Tuesday, April 21, 2009

May their memories be for a blessing

Today on Yom Hashoah (27th of Nisan) I wish to honour the memory of

Hersz Lieblich צבי בן יוסף
Chaja Lieblich (Bratshpis) חיה בת יצחק
Moniek Lieblich מרדכי בן צבי

...and to transmit the light of their yahrzeit candles around the world.

I'd like to share with you some words I spoke on the occasion of the consecration of a memorial, on Friday 26th December 2008, at Karrakatta Cemetery in Western Australia.

...They were the grandparents and uncle of my cousins Anne and Karen, and my sister Helen and I …three gitte neshumes, simple folk from a farming region in the south-east of Poland, who died as martyrs …al kiddush Hashem, probably in July 1942, when their Ghetto was transported to the Belzec death camp.

...we are thankful, and feel privileged, that we can place a memorial to them here at Karrakatta, close to where we laid our fathers to rest a few years ago.

…Obviously we never met these ancestors, because they were murdered before we were born, however I think it’s appropriate to tell you a little of what we know about them.

Hersz Lieblich
My grandfather Hersz Lieblich was born c1890. He was a farmer and a grain dealer in the village of Kamien, just north of Rzeszow.

When Dad and I visited Hersz’s farm in northern summer of 1990, it was full of strawberries. Perhaps he also grew strawberries in his time. He certainly grew beans, because during that visit, a neighbour recalled that when the Nazis came to evict the family from their home, Hersz ran and hid in the bean fields.

I gather from this anecdote that Hersz didn’t readily submit to Nazi authority.

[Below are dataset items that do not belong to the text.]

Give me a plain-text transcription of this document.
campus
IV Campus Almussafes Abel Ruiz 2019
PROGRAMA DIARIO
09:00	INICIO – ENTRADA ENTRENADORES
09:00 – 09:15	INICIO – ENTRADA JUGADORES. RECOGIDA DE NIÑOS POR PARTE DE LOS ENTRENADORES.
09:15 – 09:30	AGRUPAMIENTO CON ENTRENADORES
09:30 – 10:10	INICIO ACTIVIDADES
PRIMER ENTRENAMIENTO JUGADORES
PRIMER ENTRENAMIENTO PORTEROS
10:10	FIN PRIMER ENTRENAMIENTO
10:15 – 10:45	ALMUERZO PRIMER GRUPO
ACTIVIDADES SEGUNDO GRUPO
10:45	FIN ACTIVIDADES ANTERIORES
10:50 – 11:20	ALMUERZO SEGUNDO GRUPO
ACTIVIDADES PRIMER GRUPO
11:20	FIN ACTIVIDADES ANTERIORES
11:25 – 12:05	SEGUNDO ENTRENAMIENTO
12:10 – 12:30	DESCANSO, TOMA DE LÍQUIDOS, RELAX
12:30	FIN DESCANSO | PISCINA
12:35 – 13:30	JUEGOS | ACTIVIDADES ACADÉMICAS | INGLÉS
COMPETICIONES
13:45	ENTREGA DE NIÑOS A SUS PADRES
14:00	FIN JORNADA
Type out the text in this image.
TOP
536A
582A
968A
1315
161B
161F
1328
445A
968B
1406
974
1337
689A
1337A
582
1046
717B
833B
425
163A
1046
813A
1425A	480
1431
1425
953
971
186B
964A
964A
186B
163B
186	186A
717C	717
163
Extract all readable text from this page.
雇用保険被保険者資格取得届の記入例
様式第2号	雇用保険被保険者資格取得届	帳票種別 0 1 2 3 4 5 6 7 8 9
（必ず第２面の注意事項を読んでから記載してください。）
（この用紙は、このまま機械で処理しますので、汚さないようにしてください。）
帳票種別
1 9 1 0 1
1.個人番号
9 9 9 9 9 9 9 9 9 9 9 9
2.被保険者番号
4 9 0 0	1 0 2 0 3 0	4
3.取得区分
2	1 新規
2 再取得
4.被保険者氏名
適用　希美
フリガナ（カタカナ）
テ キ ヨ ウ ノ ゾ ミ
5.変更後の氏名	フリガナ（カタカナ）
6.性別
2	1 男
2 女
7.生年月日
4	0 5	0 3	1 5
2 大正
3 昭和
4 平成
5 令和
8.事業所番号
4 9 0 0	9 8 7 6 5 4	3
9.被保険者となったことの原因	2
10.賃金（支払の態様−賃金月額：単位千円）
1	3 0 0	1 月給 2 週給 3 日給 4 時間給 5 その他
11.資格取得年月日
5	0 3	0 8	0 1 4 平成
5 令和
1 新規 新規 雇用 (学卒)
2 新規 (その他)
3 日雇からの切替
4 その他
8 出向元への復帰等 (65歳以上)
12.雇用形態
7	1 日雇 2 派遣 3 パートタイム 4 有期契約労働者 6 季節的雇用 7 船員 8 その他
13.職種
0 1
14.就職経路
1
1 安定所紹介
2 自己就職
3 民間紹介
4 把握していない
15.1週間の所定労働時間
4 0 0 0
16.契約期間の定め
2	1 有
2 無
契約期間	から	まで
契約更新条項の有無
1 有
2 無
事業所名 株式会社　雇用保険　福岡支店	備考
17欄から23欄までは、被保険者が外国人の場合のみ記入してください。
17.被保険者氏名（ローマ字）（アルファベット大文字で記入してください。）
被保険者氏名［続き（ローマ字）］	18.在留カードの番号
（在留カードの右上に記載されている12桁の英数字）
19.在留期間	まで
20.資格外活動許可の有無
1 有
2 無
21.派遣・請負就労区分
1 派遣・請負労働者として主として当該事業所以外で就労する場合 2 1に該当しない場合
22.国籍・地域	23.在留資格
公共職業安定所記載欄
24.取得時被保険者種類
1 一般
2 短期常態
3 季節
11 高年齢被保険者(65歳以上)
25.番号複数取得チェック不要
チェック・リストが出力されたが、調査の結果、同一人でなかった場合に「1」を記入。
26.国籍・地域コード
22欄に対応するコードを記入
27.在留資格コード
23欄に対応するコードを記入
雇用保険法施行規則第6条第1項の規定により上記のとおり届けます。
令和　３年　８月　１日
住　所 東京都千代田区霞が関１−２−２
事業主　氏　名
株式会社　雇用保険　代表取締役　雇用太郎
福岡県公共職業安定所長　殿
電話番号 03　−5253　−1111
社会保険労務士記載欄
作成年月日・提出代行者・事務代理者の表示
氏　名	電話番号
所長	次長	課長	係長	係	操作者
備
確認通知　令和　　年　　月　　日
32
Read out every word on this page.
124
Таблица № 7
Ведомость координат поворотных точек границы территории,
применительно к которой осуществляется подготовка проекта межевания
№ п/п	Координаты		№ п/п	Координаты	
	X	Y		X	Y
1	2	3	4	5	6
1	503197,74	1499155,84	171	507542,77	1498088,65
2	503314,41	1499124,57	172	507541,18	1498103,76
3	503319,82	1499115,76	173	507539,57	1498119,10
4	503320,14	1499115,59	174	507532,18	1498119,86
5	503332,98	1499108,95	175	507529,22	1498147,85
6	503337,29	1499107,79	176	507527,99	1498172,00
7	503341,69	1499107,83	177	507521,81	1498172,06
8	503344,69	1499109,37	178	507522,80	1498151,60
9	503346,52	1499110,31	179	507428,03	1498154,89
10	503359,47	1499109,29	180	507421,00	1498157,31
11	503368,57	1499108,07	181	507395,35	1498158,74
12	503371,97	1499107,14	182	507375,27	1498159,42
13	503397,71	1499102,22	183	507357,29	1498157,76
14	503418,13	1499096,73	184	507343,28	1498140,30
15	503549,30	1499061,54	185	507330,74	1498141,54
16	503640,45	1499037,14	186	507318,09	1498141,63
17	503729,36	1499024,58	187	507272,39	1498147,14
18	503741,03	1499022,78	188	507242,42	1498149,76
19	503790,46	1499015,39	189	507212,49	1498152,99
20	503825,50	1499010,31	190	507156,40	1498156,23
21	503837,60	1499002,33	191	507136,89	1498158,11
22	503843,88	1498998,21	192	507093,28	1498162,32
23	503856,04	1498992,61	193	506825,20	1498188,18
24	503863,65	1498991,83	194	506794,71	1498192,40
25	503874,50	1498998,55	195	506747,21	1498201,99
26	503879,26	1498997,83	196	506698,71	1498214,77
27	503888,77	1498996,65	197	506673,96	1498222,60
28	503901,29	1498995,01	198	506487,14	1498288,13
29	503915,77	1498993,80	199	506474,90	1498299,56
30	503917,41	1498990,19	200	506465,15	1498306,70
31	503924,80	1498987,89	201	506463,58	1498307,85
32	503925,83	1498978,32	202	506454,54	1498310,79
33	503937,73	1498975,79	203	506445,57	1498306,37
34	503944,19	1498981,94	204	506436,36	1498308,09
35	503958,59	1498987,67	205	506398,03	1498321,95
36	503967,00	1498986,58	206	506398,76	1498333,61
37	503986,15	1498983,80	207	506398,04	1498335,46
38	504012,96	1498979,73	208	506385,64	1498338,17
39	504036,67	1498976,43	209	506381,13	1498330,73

Chaja Lieblich (Bratshpis)
Hersz’s wife, my grandmother, Chaja, was born in Stobierna, also near Rzeszow, in 1896. We recently discovered that her grandfather Mordechai emigrated to Philadelphia in 1914, following six of his children, and leaving the seventh child Isaak (Chaja’s father) in charge of their horse-trading business. Mordechai purchased a ticket to also bring Chaja to USA, but she never used it.
I guess her emigration was prevented by the Great War, after which she fell in love, married Hersz, and went on to have three sons with him: Josef (Yossel), Israel (Srulec) and their youngest, Mordechai (Moniek).

I gather that Chaja was a seamstress, because a neighbour told us in 1990 that she still had a handkerchief that Chaja had made her.

Moniek Lieblich
Moniek was born c1925-6, almost certainly not long after Chaja’s grandfather died in Philadelphia, and so he was also named Mordechai after that patriarch.

He was about Bar Mitzvah age when the Nazis evicted the family from their farm and forcibly transferred them to the Rseszow Ghetto.

Their Deaths
In the Ghetto, the elder boys, Yossel and Srulec were forced to work for the Nazis. They were on a work detail at nearby Jasionka Airport, for several months, at which time the Ghetto was transported to the Belzec Death Camp.

History shows that it was a particularly brutal transport, with the residents of the Ghetto being herded through the town to the railway by the Nazis and the local population who jeered and beat them in the street.

Some of the leaders of the Ghetto were killed in the town or in the nearby Glogow Forest. I imagine that perhaps the rebellious Hersz died that way, in his early fifties.

Chaja, then 46 years old and her 13-or-14-year-old son, Moniek were probably herded onto the train and gassed to death at Belzec soon after that.

When our fathers Yossel and Srulec were brought back to the Ghetto from Jasionka, their parents and brother were gone.
Rebuilding the family
Yossel and Srulec survived the Shoah and eventually settled here in Perth to rebuild their lives.

I’m sure that Hersz, Chaja and Moniek would be satisfied that their surviving sons raised four children and ten grandchildren, all true to the tradition from which they sprang.

They are in our thoughts, together with Yossel and Srulec, each time we name a new-born child, celebrate a Bar/Bat Mitzvah, or celebrate a marriage. With each milestone the family grows stronger and builds anew on what was destroyed.

...We are proud that, the family is going from strength to strength …and that Am Yisroel Chai, v’Kayam!